If I have managed to spark any interest in setting up a fire pit, be sure to check out the following safety “Do’s and Don’ts” from Nationwide Insurance.
DO: Build your fire pit on a level surface
Make sure the ground or surface is even to reduce the risk of fire escaping beyond your fire pit. The level ground also reduces the risk of someone stumbling or items rolling into the fire.
DO: Keep the fire at a safe distance
To keep your fire from causing damage, build the fire pit at least 10 feet from your home, fences, trees and the like. Portable fire pits are great but do not be tempted to relocate it inside a garage or covered porch if it happens to rain.
DON’T: Use gasoline or lighter fluid
Never use gasoline or kerosene to start your fire; such fuels can cause a fire to get out of control quickly. Instead, use dry wood as kindling that doesn’t extend beyond the edge of the pit.
DO: Monitor guests around fire pits
Make sure guests maintain a proper distance and don’t exhibit risky behavior. Keep close tabs on children and pets.
DON’T: Build a fire pit with river stones
Smooth stones from river beds may have absorbed moisture over time and can heat rapidly and explode. Instead of river stones, build your fire pit with dry, rough rocks.
DO: Check the weather report
Avoid using your fire pit on windy days, since flames or embers can spread to your home, yard and nearby trees.
DON’T: Leave a fire unattended
Even if your fire pit is small, flames can spread quickly if left unattended. Monitor at all times.
DO: Put your fire out safely
Once you extinguish your fire with water, gently stir and spread the ashes to cool. Leave only when they’re cool to the touch.

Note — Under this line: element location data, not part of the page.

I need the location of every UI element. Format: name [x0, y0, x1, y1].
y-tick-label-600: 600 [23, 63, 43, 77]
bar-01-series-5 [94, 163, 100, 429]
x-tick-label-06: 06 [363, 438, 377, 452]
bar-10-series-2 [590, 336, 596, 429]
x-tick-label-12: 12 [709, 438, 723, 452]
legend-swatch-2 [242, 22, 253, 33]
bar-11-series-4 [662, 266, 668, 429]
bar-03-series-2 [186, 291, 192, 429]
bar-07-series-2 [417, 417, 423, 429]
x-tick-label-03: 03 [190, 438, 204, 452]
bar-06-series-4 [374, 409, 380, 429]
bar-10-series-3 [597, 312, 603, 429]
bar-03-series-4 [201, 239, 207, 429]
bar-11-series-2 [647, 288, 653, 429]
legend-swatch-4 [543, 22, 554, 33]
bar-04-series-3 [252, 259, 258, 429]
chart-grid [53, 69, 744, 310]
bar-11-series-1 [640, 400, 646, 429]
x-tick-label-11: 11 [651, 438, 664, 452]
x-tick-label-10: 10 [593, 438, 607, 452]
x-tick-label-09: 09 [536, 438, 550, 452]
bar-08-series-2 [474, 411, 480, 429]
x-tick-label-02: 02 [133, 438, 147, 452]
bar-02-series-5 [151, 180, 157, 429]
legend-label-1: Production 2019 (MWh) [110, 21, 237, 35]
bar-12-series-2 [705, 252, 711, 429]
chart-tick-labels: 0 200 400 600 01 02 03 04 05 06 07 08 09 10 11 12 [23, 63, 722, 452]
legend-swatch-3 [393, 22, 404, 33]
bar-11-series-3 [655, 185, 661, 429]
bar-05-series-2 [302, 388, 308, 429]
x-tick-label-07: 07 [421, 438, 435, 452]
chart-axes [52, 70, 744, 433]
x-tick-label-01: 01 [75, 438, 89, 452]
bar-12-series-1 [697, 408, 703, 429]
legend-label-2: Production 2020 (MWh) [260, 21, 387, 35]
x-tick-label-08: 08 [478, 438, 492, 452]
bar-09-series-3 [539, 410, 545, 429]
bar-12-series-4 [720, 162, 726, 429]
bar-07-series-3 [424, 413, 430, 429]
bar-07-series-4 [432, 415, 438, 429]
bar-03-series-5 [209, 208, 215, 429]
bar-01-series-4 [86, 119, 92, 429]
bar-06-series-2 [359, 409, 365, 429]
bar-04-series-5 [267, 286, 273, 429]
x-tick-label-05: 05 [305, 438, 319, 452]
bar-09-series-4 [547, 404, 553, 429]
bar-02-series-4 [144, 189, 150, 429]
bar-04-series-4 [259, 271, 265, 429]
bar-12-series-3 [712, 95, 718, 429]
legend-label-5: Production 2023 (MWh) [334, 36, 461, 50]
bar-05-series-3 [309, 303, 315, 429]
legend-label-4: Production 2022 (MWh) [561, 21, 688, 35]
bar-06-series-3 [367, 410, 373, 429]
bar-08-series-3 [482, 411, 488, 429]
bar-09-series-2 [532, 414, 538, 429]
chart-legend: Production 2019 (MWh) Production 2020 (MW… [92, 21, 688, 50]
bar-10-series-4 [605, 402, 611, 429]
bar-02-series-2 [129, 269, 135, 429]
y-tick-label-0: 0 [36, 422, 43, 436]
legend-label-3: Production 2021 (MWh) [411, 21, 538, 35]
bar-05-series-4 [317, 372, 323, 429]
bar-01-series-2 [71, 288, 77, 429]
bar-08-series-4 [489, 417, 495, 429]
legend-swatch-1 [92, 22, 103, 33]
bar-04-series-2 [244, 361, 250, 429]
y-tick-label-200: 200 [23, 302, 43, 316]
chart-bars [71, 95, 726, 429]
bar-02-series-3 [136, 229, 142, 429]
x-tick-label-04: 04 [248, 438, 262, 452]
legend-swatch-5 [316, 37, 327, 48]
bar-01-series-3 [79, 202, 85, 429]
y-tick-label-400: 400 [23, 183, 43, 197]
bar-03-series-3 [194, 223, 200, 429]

DO: Have an emergency plan
Keep a fire extinguisher, garden hose or bucket of sand close to douse the fire in case it gets out of hand. If you can’t put it out quickly, call 9-1-1.
Following these best practices will help you to keep your sanctuary a safe and relaxing place. Now if you would excuse me, I am off to cut some firewood and purchase a few bags of sand.